A couple of weeks back Delta Air Lines cancelled thousands of flights.
At first it was attributed to a combination of a “software glitch” and power cut. Next the power company responded, saying there had been no disruption to services in the area.
In a statement to the press, the company’s CEO finally shed some light on the source of the mass cancellations – an electrical component had failed and some servers weren’t connected to backup power.
The result? Tens of thousands of customers enduring a torrid few days and a reported $120 million dollar loss.
The event highlights how easily a complex IT environment can fail, especially when hybrid estates involve a mix of owner-operated data centers, co-location and cloud technologies.
It also demonstrates how data center dependent we have become – almost every industry relies on a data center to operate and the cost of a failure is massive. It costs $8,851 dollars for every minute of data center downtime.
Southwest’s outage is estimated to have cost $82 million. The cost of the outage is more than just lost time and revenue – there are refunds, compensation vouchers, staff overtime and damage to the brand’s image.
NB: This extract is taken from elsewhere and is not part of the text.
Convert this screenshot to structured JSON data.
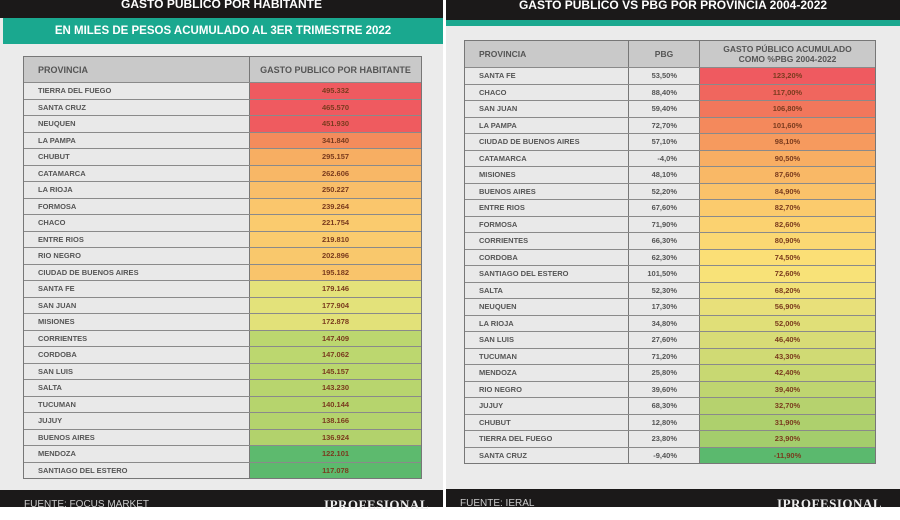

The mechanical and electronic components of a plane used to be all a passenger had to worry about failing, now you might not even make it off the ground due to a crashed check-in system or a drop in a mobile app that hosts your electronic boarding pass.
Delta is investing over $150 million in improving its IT, however without real-time visibility into where systems are, no amount of money can prevent a situation such as this week’s from happening again.
The reasons behind the outage are unfolding each day, however one fact is clear – if you operate an airline, now is the time to assess the resilience of your data center environments.